Тяжесть, давившая на грудь, ослабла. Цепляясь пальцами за траву, Альдис выбралась из-под тяжеленного сванда.
Пусть горло болит при каждом вдохе. Пусть темнеет в глазах и кружится голова. Главное — снова можно дышать.
Какое это счастье — дышать!
— Как ты? — Южанка по-прежнему удерживалась от рыданий. — Что с тобой?!
— Всехххр…
— Что?!
— Нхеее аххху. — Девушка покачала головой.
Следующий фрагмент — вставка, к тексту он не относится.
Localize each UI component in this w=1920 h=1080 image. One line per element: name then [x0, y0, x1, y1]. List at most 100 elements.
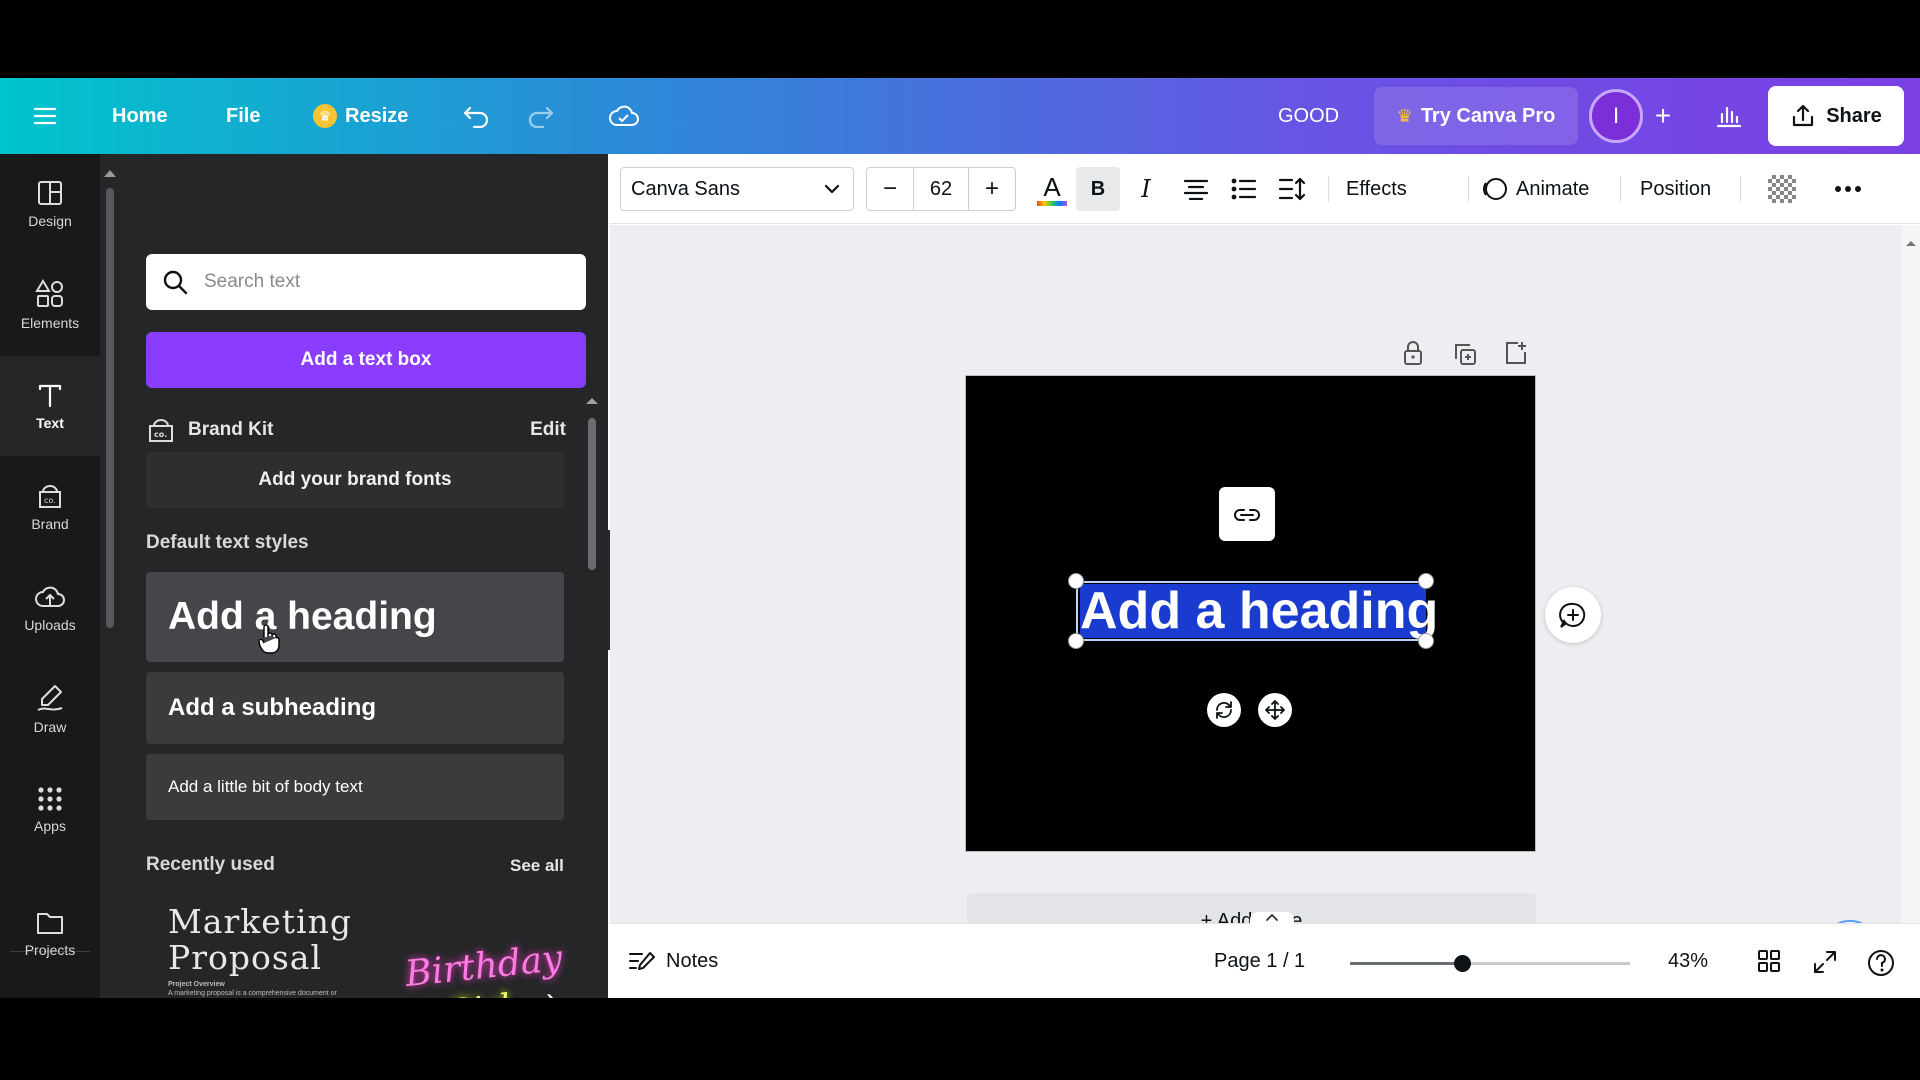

При попытке говорить в горло словно засовывали огромный железный шар, утыканный иголками. Все, что удалось из себя выдавить, — свистящий хриплый шепот.
— Альдис, они сломали ему руку!
«Кому сломали руку? Дроне?»
— Альдис, надо что-то делать! Это все из-за меня!
«Минута. Дай мне минуту».
Надо вдохнуть несколько раз. Потом встать. Хотя бы на четвереньки. Посмотреть, что с Дроной. И с остальными.
И жив ли Асбьёрн.
Богохульник наконец заткнулся — видно, устал придумывать новые эпитеты. Но зазвучал голос Лакшми:
— Держись, пожалуйста, держись! Хельг! Хельг, не умирай. Что мне сделать?!
«При чем тут Хельг?»
От изумления Альдис открыла глаза и даже попыталась подняться. Она почти позабыла о присутствии на поляне ненавистного напарника. А ведь точно — был Хельг. Валялся без сознания.
Однокурсник лежал там же, где запомнилось Альдис. Лицо белее листа бумаги, широко раскрытые невидящие глаза, на щеках мокрые дорожки. Неестественно вывернутая в локте правая рука, а пальцы…
На пальцы было страшно смотреть — так мало сине-красная опухшая, искореженная кисть походила на человеческую руку. Вспомнился мертвец из сна, и Альдис еле сдержала тошноту.
Над телом сванда на коленях стояла Лакшми. Южанку трясло — она то протягивала руки к парню, то снова отдергивала в беспомощном ужасе, не зная, как и чем тут можно помочь. Бхатка не плакала, только кровь отлила от лица и обычно смуглая кожа сейчас казалась темно-серой.
— Они сломали ему руку. — Лакшми подняла на Альдис глаза. — Из-за меня! ИЗ-ЗА МЕНЯ!
В последних словах зазвучало эхо приближающейся истерики.
Отчаянный крик Лакшми: «Хельг!» Сванд на земле, локоть торчит вверх под невозможным для человека углом — птица со сломанным крылом.